Ein Kommentar hat mich kürzlich auf einen tollen Artikel in „Forschende Komplementärmedizin und klassische Naturheilkunde“ aufmerksam gemacht. Der Autor, Harald Walach, beklagt sich darin, dass Vergleichsstudien von alternativen und konventionellen Therapien unfair seien. Walach, der zugleich Chefredakteur der Fachzeitschrift ist, meint, das Potential der alternativen Therapien, beim Patienten die Selbstheilung anzustossen, werde vernachlässigt.
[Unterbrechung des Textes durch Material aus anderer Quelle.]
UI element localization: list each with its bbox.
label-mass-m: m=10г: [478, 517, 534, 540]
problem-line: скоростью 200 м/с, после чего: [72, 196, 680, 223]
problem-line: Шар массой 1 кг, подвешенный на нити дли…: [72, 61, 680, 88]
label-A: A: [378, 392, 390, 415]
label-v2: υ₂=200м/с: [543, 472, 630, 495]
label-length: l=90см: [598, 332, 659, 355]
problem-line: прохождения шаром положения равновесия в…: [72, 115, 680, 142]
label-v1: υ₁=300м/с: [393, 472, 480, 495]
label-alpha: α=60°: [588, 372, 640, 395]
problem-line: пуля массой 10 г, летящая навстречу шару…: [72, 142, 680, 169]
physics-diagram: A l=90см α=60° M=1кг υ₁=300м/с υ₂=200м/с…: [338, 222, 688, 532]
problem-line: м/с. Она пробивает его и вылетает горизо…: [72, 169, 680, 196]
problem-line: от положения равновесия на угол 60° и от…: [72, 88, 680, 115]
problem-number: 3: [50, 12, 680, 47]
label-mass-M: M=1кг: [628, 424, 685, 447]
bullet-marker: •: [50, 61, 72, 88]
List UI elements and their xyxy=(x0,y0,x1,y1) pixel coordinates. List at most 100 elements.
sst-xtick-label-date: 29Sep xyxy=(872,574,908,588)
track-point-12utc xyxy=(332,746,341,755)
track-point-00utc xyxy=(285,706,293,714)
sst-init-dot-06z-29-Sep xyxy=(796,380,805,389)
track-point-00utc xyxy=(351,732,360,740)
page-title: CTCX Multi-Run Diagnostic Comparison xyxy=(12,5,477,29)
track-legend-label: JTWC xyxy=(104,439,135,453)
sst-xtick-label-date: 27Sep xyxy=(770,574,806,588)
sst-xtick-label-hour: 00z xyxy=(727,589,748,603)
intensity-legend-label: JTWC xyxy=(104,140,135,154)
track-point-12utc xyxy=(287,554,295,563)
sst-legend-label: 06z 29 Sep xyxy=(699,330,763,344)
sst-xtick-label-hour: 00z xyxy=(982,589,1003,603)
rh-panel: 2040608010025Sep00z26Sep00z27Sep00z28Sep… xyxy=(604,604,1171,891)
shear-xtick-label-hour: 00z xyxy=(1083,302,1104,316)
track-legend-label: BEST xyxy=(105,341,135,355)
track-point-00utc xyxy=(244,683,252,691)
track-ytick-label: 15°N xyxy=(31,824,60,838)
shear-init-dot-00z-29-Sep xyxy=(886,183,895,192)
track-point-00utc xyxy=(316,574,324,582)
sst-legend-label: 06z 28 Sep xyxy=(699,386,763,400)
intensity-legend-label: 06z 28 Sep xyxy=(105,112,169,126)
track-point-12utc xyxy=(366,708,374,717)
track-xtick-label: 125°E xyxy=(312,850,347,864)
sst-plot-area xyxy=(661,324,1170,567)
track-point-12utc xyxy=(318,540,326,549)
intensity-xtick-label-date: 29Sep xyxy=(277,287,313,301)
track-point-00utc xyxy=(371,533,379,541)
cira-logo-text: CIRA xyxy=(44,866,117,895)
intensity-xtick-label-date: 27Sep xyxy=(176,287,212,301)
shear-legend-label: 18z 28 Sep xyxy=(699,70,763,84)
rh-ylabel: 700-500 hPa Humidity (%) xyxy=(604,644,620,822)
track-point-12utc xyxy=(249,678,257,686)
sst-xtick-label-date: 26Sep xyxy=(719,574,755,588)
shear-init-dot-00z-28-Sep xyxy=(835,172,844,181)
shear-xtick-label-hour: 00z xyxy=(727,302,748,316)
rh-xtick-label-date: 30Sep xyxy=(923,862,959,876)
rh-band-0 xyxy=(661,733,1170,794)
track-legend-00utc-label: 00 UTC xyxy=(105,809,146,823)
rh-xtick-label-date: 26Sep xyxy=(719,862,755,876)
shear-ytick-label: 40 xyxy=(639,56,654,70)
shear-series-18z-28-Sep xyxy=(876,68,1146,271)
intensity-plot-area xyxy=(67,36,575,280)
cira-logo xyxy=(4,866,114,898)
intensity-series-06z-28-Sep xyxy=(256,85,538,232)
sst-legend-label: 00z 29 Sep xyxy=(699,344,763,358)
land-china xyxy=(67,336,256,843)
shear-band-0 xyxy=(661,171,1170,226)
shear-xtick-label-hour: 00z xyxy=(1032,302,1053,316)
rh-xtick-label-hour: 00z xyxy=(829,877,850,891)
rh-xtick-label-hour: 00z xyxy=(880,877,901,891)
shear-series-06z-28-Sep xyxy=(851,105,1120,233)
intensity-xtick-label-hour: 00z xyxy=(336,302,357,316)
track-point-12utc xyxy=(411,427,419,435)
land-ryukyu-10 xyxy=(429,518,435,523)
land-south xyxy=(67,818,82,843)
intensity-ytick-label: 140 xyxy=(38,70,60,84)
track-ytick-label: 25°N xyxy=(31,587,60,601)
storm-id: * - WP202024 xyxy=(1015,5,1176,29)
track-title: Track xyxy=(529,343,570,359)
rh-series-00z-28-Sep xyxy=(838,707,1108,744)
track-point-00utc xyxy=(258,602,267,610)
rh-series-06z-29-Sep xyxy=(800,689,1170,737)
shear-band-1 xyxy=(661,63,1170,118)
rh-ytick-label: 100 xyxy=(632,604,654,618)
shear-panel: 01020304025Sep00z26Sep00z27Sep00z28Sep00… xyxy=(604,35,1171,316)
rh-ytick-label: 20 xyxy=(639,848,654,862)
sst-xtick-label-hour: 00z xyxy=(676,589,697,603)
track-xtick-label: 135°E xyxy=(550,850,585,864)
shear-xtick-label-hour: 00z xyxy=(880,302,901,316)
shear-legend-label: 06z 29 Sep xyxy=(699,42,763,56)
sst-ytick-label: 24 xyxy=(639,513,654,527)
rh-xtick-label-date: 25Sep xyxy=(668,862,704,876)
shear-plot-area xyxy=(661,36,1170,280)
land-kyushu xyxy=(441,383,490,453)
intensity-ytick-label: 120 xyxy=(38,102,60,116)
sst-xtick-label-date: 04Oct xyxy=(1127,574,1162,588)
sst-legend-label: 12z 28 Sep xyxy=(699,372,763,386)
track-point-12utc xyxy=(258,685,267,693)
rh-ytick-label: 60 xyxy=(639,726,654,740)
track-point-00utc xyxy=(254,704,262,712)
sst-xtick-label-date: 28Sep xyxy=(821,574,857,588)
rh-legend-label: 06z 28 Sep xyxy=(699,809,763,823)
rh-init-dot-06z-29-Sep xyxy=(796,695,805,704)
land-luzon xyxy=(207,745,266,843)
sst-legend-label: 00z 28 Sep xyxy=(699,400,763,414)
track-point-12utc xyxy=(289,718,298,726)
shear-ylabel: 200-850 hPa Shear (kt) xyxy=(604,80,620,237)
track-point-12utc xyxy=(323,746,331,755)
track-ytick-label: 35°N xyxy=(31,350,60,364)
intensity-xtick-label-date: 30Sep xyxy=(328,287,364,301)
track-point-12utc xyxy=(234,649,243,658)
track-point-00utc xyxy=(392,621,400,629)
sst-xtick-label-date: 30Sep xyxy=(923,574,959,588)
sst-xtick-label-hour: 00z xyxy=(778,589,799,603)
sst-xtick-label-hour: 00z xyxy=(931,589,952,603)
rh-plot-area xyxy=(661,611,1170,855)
Meine Zusammenfassung des Artikels:
Unfair? Nein.
Vernachlässigtes Potential? Ja.
Zuerst zur Fairness: Der Walach macht ein Gedankenexperiment. Zwei Behandlungen: die alternative X, die konventionelle Y. Beide werden – in Gedanken – in einem fairen Test verglichen. Hier das Resultat:
Grafik nach Walach 2001, mit zur Klarheit angepasster Legende. X: alternativ, Y: konventionell
Walach unterstellt also offenbar den Autoren von Vergleichsstudien, sie würden einen spezifischen Effekt als unwirksam abtun, nur weil er klein ist. Ein Beispiel, wer dies unfairerweise getan haben soll, bringt er allerdings nicht. Mir ist keines bekannt.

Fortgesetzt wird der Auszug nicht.